Someone flew over a median and hit me December 20th 2019. After we’d towed the car and talked to the police and made all the requisite calls, my mother insisted I go to the ER to be checked out for slight neck/upper back pain. They took some xrays showing nothing broken. My 12 day old car was worse for wear, but at least it saved me from injuries. I asked whether I could have the images, since it’s a rare opportunity to see inside myself, and the tech told me yes, but I’d have to call later, and due to HIPAA I’d have to come in person, show ID, and sign a release.
When I showed up at the hospital a few days later, they handed me a CD. The only computer capable of reading a CD at the house was a really old Mac, and I was dismayed to find the CD full of clutter meant to support a specialized .exe Sectra viewer program, while containing nothing resembling familiar image or document formats. I could at least put the files on a USB drive, but I didn’t have a Windows machine of my own to run the .exe, so I waited a while before considering the jumble again.
Eventually I stumbled across mention of DICOM files as a medical imaging standard, and there was a directory called DICOM containing several layers of folders with what could have been image files at the bottom. I tried uploading these files to file conversion websites, but these worked slowly, and some of the images appeared to be too large to handle. Some searching led me to discover that someone wrote a Python library for handling this file format, and conversion is very simple. Then the code took all of a few minutes. I release it for the world here because this took me longer to figure out than it should have.

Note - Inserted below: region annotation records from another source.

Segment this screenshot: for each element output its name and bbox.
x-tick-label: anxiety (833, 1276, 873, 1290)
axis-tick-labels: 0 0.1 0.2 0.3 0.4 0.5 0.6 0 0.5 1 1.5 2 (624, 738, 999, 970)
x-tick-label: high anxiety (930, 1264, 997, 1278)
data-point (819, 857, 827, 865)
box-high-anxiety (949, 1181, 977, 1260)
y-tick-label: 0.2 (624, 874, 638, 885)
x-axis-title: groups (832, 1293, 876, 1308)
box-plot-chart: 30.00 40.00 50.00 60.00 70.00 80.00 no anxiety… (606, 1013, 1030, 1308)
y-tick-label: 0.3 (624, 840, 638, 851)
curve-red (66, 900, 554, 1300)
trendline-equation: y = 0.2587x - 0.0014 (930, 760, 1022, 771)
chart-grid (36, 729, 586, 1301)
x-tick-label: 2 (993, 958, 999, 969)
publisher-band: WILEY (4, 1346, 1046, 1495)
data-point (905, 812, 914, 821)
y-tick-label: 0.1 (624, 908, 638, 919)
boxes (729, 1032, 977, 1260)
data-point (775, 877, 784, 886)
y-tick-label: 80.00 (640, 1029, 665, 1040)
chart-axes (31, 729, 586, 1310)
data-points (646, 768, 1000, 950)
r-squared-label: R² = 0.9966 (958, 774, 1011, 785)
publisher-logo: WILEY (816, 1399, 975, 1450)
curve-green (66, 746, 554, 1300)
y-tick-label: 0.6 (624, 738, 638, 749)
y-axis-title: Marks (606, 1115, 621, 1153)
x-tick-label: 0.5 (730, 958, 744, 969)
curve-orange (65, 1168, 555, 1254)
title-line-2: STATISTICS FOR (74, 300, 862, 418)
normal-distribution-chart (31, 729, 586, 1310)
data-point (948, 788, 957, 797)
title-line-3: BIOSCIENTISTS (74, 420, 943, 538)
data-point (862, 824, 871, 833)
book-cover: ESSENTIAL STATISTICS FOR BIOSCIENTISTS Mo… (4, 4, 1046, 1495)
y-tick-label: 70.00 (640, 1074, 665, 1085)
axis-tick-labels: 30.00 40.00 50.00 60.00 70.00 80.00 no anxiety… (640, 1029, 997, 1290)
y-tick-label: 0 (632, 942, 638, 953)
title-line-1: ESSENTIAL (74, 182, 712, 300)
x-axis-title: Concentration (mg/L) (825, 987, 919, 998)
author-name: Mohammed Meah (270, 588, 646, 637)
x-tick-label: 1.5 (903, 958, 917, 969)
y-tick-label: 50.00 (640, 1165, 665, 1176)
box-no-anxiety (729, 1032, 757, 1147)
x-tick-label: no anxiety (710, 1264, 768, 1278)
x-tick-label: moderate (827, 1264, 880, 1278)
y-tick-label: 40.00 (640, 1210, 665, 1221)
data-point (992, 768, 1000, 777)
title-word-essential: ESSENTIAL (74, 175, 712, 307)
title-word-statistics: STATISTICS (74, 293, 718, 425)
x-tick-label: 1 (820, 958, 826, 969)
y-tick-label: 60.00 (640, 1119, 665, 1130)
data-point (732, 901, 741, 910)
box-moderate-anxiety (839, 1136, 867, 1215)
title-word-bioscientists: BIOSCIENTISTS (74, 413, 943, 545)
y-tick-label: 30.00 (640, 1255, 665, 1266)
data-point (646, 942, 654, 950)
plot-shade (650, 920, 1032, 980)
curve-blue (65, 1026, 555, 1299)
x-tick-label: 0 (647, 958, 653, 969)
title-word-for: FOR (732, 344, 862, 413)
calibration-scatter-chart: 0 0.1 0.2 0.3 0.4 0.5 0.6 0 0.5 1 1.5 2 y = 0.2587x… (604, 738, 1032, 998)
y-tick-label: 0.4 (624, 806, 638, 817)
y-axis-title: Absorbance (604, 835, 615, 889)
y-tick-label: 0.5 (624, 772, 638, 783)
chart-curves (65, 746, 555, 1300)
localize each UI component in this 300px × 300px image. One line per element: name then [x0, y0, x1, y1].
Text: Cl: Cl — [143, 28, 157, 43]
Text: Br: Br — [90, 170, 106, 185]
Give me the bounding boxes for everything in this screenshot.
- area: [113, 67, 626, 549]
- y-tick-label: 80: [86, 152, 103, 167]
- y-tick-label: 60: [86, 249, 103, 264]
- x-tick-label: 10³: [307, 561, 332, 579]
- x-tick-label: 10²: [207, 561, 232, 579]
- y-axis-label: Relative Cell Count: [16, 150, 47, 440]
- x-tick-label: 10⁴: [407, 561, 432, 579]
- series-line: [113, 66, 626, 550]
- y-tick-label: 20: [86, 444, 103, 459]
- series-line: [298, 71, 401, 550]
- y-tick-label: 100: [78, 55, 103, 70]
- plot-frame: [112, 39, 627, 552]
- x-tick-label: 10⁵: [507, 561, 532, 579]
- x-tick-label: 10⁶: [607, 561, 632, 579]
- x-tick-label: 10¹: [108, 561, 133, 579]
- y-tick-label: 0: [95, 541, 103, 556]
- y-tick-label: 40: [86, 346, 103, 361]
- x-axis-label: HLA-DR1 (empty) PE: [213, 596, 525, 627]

For this one the tech had me open my mouth so he could see the front of some of my upper vertebrae through the aperture between my teeth.
It’s also extra freaky, like something out of Alien.

I like how my skull glows in this one, and how the vertebrae look when my neck is extended like that.

The suture across my right skull really stands out.
I wonder where the bones in my midface are. Is the sinus cavity really that big? Is my maxilla just really out of focus?

The xray tech told me to slouch for this one: "the complete opposite of what your mother always told you"
You can see my hyoid really clearly, as well as the filling in my right, lower, rearmost molar, and the bony bridge of my nose, and a bit of my hair, and my spinal cord, and those huge fins on the back of the neck vertebrae. You can see how my upper rear molars are tipped and hadn’t dropped all the way. I’ve since gotten braces and worn rubber bands to readjust them. At the time I wasn’t even aware that was abnormal.